Hogging the limelight has not been his cup of tea. Even when mridangamist Kuzhalmannam G Ramakrishnan owns two coveted Guinness World Records, he longs to hear the name of the art louder than his name. He made his way to the records for doing the longest solo concert and longest hand-drum marathon in the world  with a 501-hour long performance held at Nandavanam Hospital at Ottappalam in 2009. The reason for choosing the venue has something close to his life. It was there his second sister K G Prabha, breathed her last following lung cancer in 2004.

“Hence the performance was not meant for creating the world record, a ‘rhythm therapy’ too was going on along for the many who suffered from various ailments. It was a tribute to my sister and I could feel the presence of her soul somewhere around there then,” he says. Before that, Ramakrishnan had entered the Guinness records thrice, all for percussion. But somebody or the other cracked all of them later. Still he was determined enough to make an attempt for the fourth time. 

The plot of his about-to-release movie ‘Neeranjanam’, too revolves around his toughest mridangam recital. “The crux of the movie is taken from an unpublished work about my days-long mridangam performance. Witnessing the physical trauma I underwent during those times, it was my student, Manoj who wrote a book on that,” he explains. He even considers his acting in the movie, just another way to elevate the status of ‘mridangam’ to greater heights.
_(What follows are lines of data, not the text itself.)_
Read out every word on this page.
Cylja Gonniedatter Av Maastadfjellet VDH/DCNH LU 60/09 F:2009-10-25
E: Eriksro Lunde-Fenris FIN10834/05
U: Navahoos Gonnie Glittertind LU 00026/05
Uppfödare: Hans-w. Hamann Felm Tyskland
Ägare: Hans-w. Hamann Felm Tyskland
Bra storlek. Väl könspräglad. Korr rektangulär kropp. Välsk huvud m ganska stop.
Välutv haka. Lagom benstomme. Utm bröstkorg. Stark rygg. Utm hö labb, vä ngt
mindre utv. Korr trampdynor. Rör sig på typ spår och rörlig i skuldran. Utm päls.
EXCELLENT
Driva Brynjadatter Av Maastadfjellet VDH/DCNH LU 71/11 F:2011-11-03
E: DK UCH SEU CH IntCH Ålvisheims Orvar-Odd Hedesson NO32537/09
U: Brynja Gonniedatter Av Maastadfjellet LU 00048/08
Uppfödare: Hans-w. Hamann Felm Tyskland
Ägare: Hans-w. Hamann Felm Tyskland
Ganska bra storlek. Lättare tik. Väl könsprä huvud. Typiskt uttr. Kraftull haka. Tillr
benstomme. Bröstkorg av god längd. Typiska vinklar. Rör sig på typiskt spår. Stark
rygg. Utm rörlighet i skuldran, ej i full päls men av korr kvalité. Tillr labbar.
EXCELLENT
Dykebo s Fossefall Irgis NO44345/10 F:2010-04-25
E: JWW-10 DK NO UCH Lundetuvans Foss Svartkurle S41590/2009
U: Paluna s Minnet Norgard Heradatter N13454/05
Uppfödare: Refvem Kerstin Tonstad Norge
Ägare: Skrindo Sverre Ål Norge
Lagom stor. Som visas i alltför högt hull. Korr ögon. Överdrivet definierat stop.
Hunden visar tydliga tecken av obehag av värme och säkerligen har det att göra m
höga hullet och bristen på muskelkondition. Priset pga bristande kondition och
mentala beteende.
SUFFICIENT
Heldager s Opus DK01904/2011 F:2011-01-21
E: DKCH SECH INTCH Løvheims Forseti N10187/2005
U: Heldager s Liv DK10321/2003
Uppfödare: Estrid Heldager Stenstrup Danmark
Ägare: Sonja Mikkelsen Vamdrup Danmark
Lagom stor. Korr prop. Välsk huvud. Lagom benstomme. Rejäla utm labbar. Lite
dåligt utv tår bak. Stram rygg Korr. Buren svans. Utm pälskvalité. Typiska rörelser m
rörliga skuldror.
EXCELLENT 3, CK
Ramakrishnan, who looks upon with awe his tryst with filmdom, says he rolled up  sleeves for the role just because the film tells a tale on mridangam. He is not a neophyte to silver screen for he had got the hang of acting through his brief appearances in some movies in Malayalam. For ‘Neeranjanam’, the biggest thing he had to do was to grow a long beard to suit the character. The film also has five songs, all penned and set to tune by him.

Ramakrishnan, a commerce graduate, attributes his life as a percussionist to his father K R Gopalakrishna Iyer, who is a mridangamist and his first guru. “He was very keen on making his only son and the youngest of six children follow his path. He really feared whether my attention would be taken away from ‘mridangam’ with the involvement in other activities or  art forms,” he says.  Therefore he had to limit his penchant for painting, ghatam, violin and tabla. For the past four years, he has been on a revival path in popularising ‘mridangam’ through fusion. He, who did not play accompaniment to classical dance for long, is now experimenting with it as he found several rhythms common to both.

Asked him what comes next, Ramakrishnan does not wish to make any big announcements as of now, for he believes that there is a time for everything to happen.